A blaze believed to have been caused by fireworks set off to celebrate a Christian wedding has destroyed a hall packed with guests in northern Iraq, killing around 100 people and injuring 150 others.
Authorities said that flammable building materials also contributed to the latest disaster to hit Iraq’s dwindling Christian minority.
In the fire’s chaotic aftermath, officials offered conflicting death tolls and security officials said they detained staff at the wedding hall as part of their investigation.
The fire happened in the Hamdaniya area of Iraq’s Nineveh province. That is a predominantly Christian area just outside the city of Mosul, some 205 miles north west of Baghdad.
There was no official word on the cause of the blaze but the Kurdish television news channel Rudaw aired footage showing pyrotechnics shooting flames up from the floor and setting a chandelier on fire.
After the blaze, charred metal and debris could be seen as people walked through the hall.
Survivors arrived at local hospitals in bandages, receiving oxygen, as their families milled through hallways and outside as workers organised more oxygen cylinders.

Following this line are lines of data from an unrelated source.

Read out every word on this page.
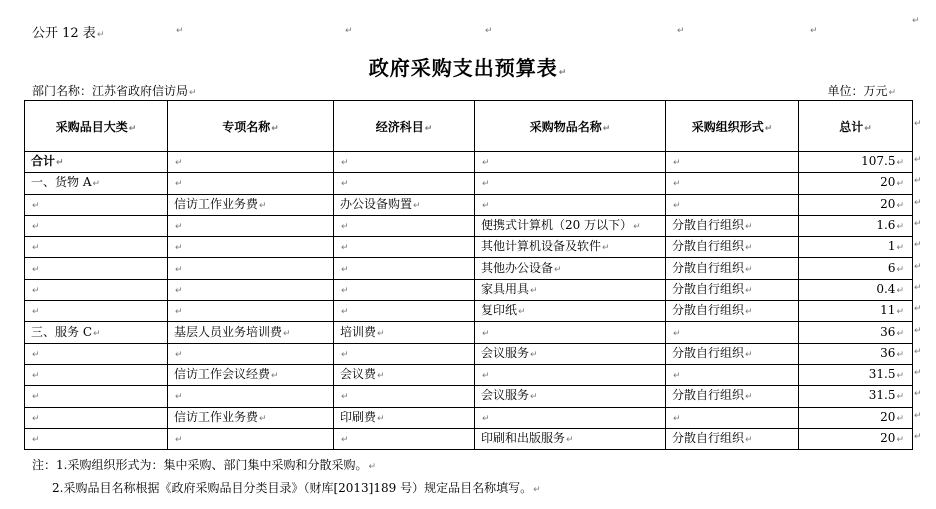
公开 12 表↵	↵	↵	↵	↵	↵
↵
政府采购支出预算表↵
部门名称：江苏省政府信访局↵	单位：万元↵
采购品目大类↵	专项名称↵	经济科目↵	采购物品名称↵	采购组织形式↵	总计↵
合计↵	↵	↵	↵	↵	107.5↵
一、货物 A↵	↵	↵	↵	↵	20↵
↵	信访工作业务费↵	办公设备购置↵	↵	↵	20↵
↵	↵	↵	便携式计算机（20 万以下）↵	分散自行组织↵	1.6↵
↵	↵	↵	其他计算机设备及软件↵	分散自行组织↵	1↵
↵	↵	↵	其他办公设备↵	分散自行组织↵	6↵
↵	↵	↵	家具用具↵	分散自行组织↵	0.4↵
↵	↵	↵	复印纸↵	分散自行组织↵	11↵
三、服务 C↵	基层人员业务培训费↵	培训费↵	↵	↵	36↵
↵	↵	↵	会议服务↵	分散自行组织↵	36↵
↵	信访工作会议经费↵	会议费↵	↵	↵	31.5↵
↵	↵	↵	会议服务↵	分散自行组织↵	31.5↵
↵	信访工作业务费↵	印刷费↵	↵	↵	20↵
↵	↵	↵	印刷和出版服务↵	分散自行组织↵	20↵
↵
↵
↵
↵
↵
↵
↵
↵
↵
↵
↵
↵
↵
↵
↵
注：1.采购组织形式为：集中采购、部门集中采购和分散采购。↵
2.采购品目名称根据《政府采购品目分类目录》（财库[2013]189 号）规定品目名称填写。↵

Some of those burned included children.
Ambulance sirens wailed for hours after the fire as paramedics brought out the injured.

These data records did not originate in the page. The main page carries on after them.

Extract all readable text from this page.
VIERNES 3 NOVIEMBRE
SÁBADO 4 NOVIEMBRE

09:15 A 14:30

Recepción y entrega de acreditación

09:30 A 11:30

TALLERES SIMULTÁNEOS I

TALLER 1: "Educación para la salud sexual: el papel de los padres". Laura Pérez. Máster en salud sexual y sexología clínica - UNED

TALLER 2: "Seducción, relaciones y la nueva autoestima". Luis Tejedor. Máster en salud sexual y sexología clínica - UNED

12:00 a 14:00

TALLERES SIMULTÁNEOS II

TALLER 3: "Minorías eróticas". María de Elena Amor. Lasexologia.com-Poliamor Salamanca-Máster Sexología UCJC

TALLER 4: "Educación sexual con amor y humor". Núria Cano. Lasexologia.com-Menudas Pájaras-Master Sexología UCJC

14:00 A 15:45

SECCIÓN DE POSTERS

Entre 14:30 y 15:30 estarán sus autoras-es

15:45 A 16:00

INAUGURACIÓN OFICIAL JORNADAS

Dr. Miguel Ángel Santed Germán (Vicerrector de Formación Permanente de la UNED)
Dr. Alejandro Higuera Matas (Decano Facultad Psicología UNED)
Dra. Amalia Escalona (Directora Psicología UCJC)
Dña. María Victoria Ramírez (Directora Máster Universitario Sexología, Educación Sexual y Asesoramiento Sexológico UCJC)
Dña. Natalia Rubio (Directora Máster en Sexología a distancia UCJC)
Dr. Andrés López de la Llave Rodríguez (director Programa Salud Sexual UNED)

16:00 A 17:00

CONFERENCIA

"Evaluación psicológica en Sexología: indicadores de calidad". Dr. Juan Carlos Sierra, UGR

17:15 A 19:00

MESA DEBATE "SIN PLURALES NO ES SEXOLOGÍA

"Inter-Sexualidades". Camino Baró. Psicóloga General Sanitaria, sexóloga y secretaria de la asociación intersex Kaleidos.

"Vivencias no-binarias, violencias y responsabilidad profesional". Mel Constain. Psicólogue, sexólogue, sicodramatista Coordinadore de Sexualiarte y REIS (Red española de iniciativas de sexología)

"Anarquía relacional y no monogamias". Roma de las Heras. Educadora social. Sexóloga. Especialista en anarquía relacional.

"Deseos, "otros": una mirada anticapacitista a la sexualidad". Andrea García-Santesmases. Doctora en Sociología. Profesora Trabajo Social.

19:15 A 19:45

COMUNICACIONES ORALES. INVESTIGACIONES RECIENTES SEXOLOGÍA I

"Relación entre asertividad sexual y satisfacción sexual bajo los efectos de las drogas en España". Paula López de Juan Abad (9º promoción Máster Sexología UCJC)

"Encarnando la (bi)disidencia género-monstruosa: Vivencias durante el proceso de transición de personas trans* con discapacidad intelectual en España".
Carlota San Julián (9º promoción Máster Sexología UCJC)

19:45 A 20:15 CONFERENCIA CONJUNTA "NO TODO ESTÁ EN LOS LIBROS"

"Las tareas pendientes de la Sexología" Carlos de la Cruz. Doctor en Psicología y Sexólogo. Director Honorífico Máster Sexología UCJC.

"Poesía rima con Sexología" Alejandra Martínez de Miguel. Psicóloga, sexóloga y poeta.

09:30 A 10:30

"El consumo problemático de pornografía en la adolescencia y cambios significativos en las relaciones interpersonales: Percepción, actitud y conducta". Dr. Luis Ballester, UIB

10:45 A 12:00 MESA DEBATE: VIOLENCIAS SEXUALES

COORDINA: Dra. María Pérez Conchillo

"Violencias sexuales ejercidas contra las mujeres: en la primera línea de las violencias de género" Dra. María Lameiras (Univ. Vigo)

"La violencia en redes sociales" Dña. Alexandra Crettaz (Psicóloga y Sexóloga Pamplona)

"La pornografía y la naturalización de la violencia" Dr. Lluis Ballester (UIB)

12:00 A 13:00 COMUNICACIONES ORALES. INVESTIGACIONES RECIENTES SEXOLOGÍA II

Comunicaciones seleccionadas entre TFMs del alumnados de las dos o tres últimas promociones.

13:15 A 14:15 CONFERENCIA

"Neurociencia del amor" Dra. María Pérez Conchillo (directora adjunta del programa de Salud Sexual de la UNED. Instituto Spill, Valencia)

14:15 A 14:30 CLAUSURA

Other footage shown on other local television networks appeared to show the bride and groom on the dance floor when the fire began on Tuesday night, stunned by the sight of the burning debris. It was not immediately clear if they were among those hurt.
“There were about to do a slow dance and then they lit up this thing for the dance which caught fire,” one injured woman told Rudaw from a hospital trolley.

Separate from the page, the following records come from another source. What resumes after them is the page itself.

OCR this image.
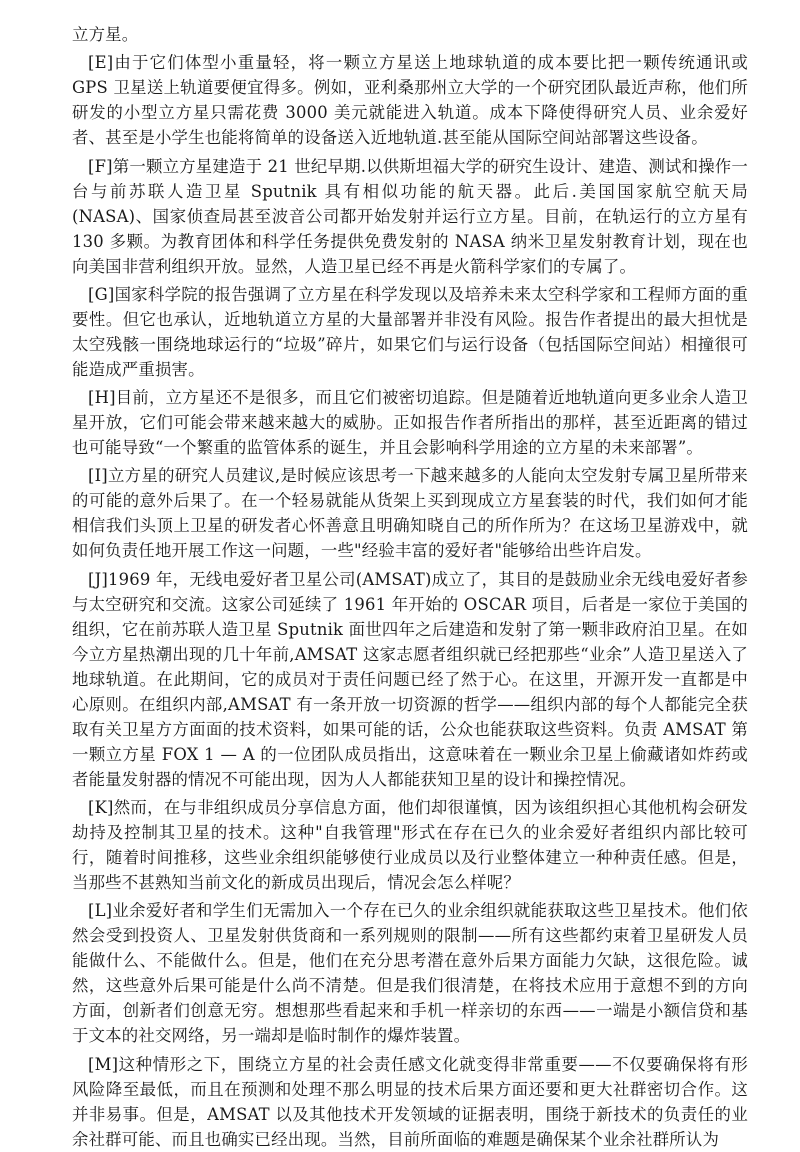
立方星。

[E]由于它们体型小重量轻，将一颗立方星送上地球轨道的成本要比把一颗传统通讯或 GPS 卫星送上轨道要便宜得多。例如，亚利桑那州立大学的一个研究团队最近声称，他们所研发的小型立方星只需花费 3000 美元就能进入轨道。成本下降使得研究人员、业余爱好者、甚至是小学生也能将简单的设备送入近地轨道.甚至能从国际空间站部署这些设备。

[F]第一颗立方星建造于 21 世纪早期.以供斯坦福大学的研究生设计、建造、测试和操作一台与前苏联人造卫星 Sputnik 具有相似功能的航天器。此后.美国国家航空航天局(NASA)、国家侦查局甚至波音公司都开始发射并运行立方星。目前，在轨运行的立方星有 130 多颗。为教育团体和科学任务提供免费发射的 NASA 纳米卫星发射教育计划，现在也向美国非营利组织开放。显然，人造卫星已经不再是火箭科学家们的专属了。

[G]国家科学院的报告强调了立方星在科学发现以及培养未来太空科学家和工程师方面的重要性。但它也承认，近地轨道立方星的大量部署并非没有风险。报告作者提出的最大担忧是太空残骸一围绕地球运行的“垃圾”碎片，如果它们与运行设备（包括国际空间站）相撞很可能造成严重损害。

[H]目前，立方星还不是很多，而且它们被密切追踪。但是随着近地轨道向更多业余人造卫星开放，它们可能会带来越来越大的威胁。正如报告作者所指出的那样，甚至近距离的错过也可能导致“一个繁重的监管体系的诞生，并且会影响科学用途的立方星的未来部署”。

[I]立方星的研究人员建议,是时候应该思考一下越来越多的人能向太空发射专属卫星所带来的可能的意外后果了。在一个轻易就能从货架上买到现成立方星套装的时代，我们如何才能相信我们头顶上卫星的研发者心怀善意且明确知晓自己的所作所为？在这场卫星游戏中，就如何负责任地开展工作这一问题，一些"经验丰富的爱好者"能够给出些许启发。

[J]1969 年，无线电爱好者卫星公司(AMSAT)成立了，其目的是鼓励业余无线电爱好者参与太空研究和交流。这家公司延续了 1961 年开始的 OSCAR 项目，后者是一家位于美国的组织，它在前苏联人造卫星 Sputnik 面世四年之后建造和发射了第一颗非政府泊卫星。在如今立方星热潮出现的几十年前,AMSAT 这家志愿者组织就已经把那些“业余”人造卫星送入了地球轨道。在此期间，它的成员对于责任问题已经了然于心。在这里，开源开发一直都是中心原则。在组织内部,AMSAT 有一条开放一切资源的哲学——组织内部的每个人都能完全获取有关卫星方方面面的技术资料，如果可能的话，公众也能获取这些资料。负责 AMSAT 第一颗立方星 FOX 1 — A 的一位团队成员指出，这意味着在一颗业余卫星上偷藏诸如炸药或者能量发射器的情况不可能出现，因为人人都能获知卫星的设计和操控情况。

[K]然而，在与非组织成员分享信息方面，他们却很谨慎，因为该组织担心其他机构会研发劫持及控制其卫星的技术。这种"自我管理"形式在存在已久的业余爱好者组织内部比较可行，随着时间推移，这些业余组织能够使行业成员以及行业整体建立一种种责任感。但是，当那些不甚熟知当前文化的新成员出现后，情况会怎么样呢？

[L]业余爱好者和学生们无需加入一个存在已久的业余组织就能获取这些卫星技术。他们依然会受到投资人、卫星发射供货商和一系列规则的限制——所有这些都约束着卫星研发人员能做什么、不能做什么。但是，他们在充分思考潜在意外后果方面能力欠缺，这很危险。诚然，这些意外后果可能是什么尚不清楚。但是我们很清楚，在将技术应用于意想不到的方向方面，创新者们创意无穷。想想那些看起来和手机一样亲切的东西——一端是小额信贷和基于文本的社交网络，另一端却是临时制作的爆炸装置。

[M]这种情形之下，围绕立方星的社会责任感文化就变得非常重要——不仅要确保将有形风险降至最低，而且在预测和处理不那么明显的技术后果方面还要和更大社群密切合作。这并非易事。但是，AMSAT 以及其他技术开发领域的证据表明，围绕于新技术的负责任的业余社群可能、而且也确实已经出现。当然，目前所面临的难题是确保某个业余社群所认为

Another man injured in the fire told Rudaw that the blaze started as the couple prepared for their slow dance.
“They lit up fireworks,” he said. “It hit the ceiling, which caught fire.”
“The entire hall was on fire in seconds.”
Extravagant wedding ceremonies are common in Iraq, like many countries in the Middle East.
Families often invite hundreds of relatives and members of the broader community, spending heavily on spectacular ceremonies with elaborately decorated halls, music and entertainers, often including pyrotechnics.
Casualty figures fluctuated in the hours after the incident. An initial Health Ministry statement, carried by the state-run Iraqi News Agency, said the blaze killed over 100 people and injured 150. Health officials in Nineveh province put the death toll at 114.
A Health Ministry official, speaking to The Associated Press on Wednesday, put the death toll at 92, with 101 people still receiving medical treatment.
“The death toll is expected to rise as some are in critical condition,” he said.
Prime Minister Mohammed Shia al-Sudani ordered an investigation into the fire and asked the country’s Interior and Health officials to provide relief, his office said.
Hamdaniya is on Iraq’s Nineveh Plains and under the control of its central government, though it is close to and claimed by Iraq’s semi-autonomous Kurdish regional government.
Masrour Barzani, the prime minister of the Kurdish region, ordered hospitals there to help those hurt in the blaze.
The different governments being involved in the response to the fire added to the uncertainty over the blaze’s toll.
The United Nations’ mission to Iraq offered its condolences over the blaze as well, describing its staff as “shocked and hurt by the huge loss of life and injuries” in the blaze.
Father Rudi Saffar Khoury, a priest at the wedding, said it was unclear who was to blame for the fire.
“It could be a mistake by the event organisers or venue hosts, or maybe a technical error,” Mr Khoury told the AP. “It was a disaster in every sense of the word.”
Interior Ministry spokesman Saad Maan, in a video from the wedding venue, said that the primary forensic report described a “lack of safety and security measures” at the venue.
Iraqi security forces arrested nine workers at the venue as part of their investigation, said Abdullah Al-Jabouri, a security official who heads the Nineveh Operations Command.
Civil defence officials quoted by the Iraqi News Agency described the wedding hall’s exterior as decorated with a highly flammable type of “sandwich panel” cladding that is illegal in the country.
“The fire led to the collapse of parts of the hall as a result of the use of highly flammable, low-cost building materials that collapse within minutes when the fire breaks out,” a spokesman said.
One of the owners of the venue, Chonny Suleiman Naboo, blamed the fire on an “electrical fault in the ceiling”. He insisted the venue had “all the officials’ approvals” and that his brother and the hall’s supervisor would turn themselves in to authorities.
“We were attacked by residents and our cars were damaged because of what happened, and we’re worried that our homes could be attacked too,” Mr Naboo said.